Court Opinion

ID: 6510116
Source: CourtListenerOpinion
Date Created: 2022-07-19 18:21:37.451989+00
Date Added: 2024-06-11T15:54:51.103824
License: Public Domain

STONE, J.
The three affirmative charges given by the court, and excepted to, each and all assert, substantially, the same legal proposition. We think each mistook the law. The possession by Wallace from 1858-9 to 1862-3, the valuable improvements put on the lot by him, and his acts of ownership, raised the presumption of title in him at that time, which, in the absence of proof of outstanding title in another, would support or defend an action of ejectment. See Heydenfeldt v. Mitchell, 6 Ala. 70; Badger v. Lyon, 7 Ala. 564; McCall v. Pryor, 17 Ala. 533. Hendon v. White, 52 Ala. 597, was not intended to unsettle this principle. See, also, Clarke v. Clarke, 51 Ala. 498.

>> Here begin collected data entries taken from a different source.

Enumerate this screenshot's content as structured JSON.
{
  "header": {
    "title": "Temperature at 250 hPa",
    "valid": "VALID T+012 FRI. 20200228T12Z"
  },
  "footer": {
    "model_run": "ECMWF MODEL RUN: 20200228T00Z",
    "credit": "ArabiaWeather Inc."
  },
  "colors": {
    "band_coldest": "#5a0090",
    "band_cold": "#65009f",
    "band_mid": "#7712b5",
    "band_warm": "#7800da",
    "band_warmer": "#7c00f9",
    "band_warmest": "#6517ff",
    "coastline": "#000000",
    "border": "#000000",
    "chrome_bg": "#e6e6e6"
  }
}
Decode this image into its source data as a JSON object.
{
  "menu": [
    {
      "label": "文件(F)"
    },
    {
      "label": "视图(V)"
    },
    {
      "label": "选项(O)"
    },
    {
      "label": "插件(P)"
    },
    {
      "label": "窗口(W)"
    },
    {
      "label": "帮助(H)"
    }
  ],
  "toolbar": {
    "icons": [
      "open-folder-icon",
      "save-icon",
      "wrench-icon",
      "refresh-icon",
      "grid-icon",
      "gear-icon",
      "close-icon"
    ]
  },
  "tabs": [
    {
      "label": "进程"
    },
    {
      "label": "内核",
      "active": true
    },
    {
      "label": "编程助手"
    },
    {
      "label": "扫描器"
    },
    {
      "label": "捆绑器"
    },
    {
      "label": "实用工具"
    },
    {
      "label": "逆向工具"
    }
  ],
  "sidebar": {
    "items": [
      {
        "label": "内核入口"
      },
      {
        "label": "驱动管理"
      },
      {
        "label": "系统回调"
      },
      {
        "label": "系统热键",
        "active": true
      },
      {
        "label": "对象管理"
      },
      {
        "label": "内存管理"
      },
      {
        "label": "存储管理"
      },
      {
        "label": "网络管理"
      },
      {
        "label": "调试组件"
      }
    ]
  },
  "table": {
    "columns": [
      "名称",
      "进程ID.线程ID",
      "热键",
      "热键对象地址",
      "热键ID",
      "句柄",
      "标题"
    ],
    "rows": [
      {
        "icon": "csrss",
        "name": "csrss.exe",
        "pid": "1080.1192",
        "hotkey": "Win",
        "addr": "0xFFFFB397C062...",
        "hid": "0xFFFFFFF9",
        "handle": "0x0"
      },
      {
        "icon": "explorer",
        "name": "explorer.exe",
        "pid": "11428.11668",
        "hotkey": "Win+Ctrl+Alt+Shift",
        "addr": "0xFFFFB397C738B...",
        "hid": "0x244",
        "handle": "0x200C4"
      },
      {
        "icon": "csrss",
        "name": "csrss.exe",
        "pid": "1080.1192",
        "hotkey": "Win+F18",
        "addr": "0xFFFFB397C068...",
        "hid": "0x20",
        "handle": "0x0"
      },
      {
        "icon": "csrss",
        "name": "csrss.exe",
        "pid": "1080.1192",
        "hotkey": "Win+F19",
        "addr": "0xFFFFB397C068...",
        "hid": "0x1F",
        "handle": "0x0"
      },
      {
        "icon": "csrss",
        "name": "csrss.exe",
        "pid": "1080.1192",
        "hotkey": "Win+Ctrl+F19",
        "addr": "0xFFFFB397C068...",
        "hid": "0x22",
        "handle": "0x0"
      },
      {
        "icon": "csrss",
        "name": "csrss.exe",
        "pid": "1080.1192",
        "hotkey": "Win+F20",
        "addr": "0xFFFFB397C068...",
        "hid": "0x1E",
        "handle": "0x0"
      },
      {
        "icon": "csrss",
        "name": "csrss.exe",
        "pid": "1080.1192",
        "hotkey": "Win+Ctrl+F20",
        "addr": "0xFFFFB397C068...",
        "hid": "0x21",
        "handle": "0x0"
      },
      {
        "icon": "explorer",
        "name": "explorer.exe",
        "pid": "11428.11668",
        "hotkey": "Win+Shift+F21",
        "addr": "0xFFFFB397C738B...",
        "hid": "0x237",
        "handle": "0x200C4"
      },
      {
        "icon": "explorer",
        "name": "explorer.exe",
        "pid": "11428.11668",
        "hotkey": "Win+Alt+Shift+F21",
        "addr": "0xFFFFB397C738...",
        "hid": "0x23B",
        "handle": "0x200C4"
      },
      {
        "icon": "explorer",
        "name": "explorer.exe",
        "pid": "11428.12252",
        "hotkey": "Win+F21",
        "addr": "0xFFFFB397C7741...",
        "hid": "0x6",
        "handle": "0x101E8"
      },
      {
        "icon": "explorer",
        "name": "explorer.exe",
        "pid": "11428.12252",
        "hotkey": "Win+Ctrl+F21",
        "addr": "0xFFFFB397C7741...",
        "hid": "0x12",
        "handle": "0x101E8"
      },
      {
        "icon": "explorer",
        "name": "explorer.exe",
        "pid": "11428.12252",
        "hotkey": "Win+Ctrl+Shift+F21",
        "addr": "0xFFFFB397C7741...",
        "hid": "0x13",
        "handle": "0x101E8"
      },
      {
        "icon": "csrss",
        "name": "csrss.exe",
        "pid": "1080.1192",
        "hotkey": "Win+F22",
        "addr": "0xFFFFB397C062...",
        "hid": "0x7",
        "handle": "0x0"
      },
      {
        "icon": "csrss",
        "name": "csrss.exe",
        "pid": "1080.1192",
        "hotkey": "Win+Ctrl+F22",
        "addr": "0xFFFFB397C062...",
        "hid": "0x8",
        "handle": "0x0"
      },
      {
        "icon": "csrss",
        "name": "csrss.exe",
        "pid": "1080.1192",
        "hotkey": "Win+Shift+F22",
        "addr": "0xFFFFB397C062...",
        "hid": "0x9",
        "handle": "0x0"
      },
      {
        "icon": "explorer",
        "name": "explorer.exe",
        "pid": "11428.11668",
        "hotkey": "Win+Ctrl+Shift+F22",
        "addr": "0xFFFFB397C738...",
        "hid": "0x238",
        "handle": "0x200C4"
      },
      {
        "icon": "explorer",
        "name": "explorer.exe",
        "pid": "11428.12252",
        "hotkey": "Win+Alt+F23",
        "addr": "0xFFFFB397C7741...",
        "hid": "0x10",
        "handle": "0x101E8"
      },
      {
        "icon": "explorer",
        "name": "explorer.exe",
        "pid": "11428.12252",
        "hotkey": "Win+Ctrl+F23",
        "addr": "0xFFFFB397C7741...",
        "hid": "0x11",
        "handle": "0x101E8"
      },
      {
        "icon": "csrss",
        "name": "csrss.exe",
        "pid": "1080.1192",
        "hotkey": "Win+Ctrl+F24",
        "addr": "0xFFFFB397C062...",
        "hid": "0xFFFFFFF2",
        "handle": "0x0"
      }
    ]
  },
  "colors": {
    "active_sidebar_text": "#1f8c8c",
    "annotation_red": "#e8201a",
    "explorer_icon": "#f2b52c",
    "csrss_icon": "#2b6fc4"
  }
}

We have no evidence of any other possession of the land in controversy, until 1869, when the defendant went into possession, and has retained it ever since ; but he shows no title. Plaintiff, as one of the firm of Eakin & Co., claims title *582under a levy of attachment in favor of his firm in 1867, on the lot in controversy, judgment obtained in the cause in 1869, sale by the sheriff and purchase by him in 1871, and the present suit brought in 1872. Under these facts, the presumption of title in Wallace is not overcome.—Anderson v. Melear, at December term, 1876.
Reversed and remanded.
Bbickell, C. J., not sitting, having been of counsel.